On the face of it, Tarantino's argument makes so little coherent sense that you feel it can't possibly be true. But in reality, he has described the impossible dilemma which our film industry has to solve, and which is damaging many national film industries. Outside America, a film can only be considered a success if it appeals not just to its national audience, but to an American audience which may know or care very little for that foreign culture.

This is notoriously the case with many European films, which, in recent years, have taken to producing appallingly broad caricatures of their own national image - a Paris of accordions and love affairs in Amélie, an Italy of sunny villages in monstrosities like Il Postino. But it is also the case with our own industry. The focus on bankable stars and familiar national imagery only produce a success, it sometimes seems, in the shape of unrecognisable wish-fulfilment movies like Love Actually or Notting Hill. Even then, a major role must be provided for a well-known American actor, like Julia Roberts or Laura Linney, acting as their Virgil into the hell which is Abroad.

Both Tarantino and Swinton are right, in their own way. Tarantino explains why British movies aren't as successful as they could be: both because his standards of success are intrinsically flawed, and because the industry itself accepts those standards and lives down to them. But Swinton is undoubtedly right when she says that we need more than one kind of cinema.

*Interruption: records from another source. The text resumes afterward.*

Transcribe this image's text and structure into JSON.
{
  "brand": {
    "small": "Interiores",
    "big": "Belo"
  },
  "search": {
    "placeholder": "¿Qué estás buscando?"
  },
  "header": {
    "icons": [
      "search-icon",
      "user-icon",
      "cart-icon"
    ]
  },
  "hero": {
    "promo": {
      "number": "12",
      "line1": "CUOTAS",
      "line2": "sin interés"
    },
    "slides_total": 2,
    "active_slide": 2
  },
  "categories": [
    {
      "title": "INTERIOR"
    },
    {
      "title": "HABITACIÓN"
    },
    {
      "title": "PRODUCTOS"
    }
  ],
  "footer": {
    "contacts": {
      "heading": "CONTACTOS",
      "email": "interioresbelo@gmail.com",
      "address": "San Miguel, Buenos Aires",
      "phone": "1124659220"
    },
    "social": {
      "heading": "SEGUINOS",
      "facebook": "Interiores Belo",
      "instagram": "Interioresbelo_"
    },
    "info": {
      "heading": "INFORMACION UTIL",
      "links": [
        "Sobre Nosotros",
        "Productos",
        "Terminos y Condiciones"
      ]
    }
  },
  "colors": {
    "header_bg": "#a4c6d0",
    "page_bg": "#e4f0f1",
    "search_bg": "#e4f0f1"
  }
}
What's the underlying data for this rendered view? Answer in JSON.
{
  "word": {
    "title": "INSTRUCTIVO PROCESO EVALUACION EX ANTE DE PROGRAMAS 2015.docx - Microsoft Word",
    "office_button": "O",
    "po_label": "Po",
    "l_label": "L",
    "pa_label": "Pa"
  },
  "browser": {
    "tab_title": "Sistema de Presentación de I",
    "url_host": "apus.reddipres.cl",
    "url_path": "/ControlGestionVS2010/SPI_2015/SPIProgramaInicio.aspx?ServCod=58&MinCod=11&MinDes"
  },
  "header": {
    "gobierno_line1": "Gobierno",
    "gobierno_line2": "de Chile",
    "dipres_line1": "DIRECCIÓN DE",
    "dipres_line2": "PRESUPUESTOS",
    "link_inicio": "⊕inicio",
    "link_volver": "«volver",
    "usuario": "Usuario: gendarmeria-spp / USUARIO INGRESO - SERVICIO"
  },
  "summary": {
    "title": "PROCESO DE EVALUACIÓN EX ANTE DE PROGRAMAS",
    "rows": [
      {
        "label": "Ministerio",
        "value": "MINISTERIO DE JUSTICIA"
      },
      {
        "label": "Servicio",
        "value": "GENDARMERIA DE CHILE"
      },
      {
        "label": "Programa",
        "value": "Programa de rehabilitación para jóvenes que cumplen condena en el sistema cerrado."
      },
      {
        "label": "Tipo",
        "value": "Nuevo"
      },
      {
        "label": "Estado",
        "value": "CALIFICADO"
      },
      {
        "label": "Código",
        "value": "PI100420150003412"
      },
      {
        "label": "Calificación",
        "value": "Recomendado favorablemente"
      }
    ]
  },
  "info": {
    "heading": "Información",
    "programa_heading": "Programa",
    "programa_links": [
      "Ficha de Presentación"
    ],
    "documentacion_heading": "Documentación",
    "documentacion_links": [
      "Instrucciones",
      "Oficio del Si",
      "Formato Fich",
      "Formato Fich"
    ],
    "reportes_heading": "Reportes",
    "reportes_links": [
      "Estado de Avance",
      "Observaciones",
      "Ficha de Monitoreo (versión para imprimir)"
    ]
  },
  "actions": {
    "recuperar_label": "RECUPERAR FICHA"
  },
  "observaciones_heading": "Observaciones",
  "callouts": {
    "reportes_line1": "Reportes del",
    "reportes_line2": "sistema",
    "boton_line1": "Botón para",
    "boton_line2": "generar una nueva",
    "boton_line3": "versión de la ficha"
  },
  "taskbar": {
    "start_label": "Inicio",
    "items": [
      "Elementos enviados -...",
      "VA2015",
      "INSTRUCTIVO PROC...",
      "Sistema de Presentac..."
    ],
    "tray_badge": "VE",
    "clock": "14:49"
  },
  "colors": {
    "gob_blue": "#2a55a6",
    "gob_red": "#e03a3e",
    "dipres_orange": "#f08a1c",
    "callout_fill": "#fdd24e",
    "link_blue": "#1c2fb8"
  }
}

India and Hong Kong, it is true, are vibrant, energetic industries which work to their own agenda, and don't need to worry about the judgement of outsiders. That is down to the immense size of the national markets they serve. But on the other hand, there are other, smaller national industries which still seem to be driven by the national audience, and not to worry about it, such as Japan's. I think it will take a considerable effort of will if we, as Europeans, are going to start making films which are intended principally or entirely for ourselves. But until we do that, and don't worry about the worldwide appeal of our movies, we won't start making really good movies again.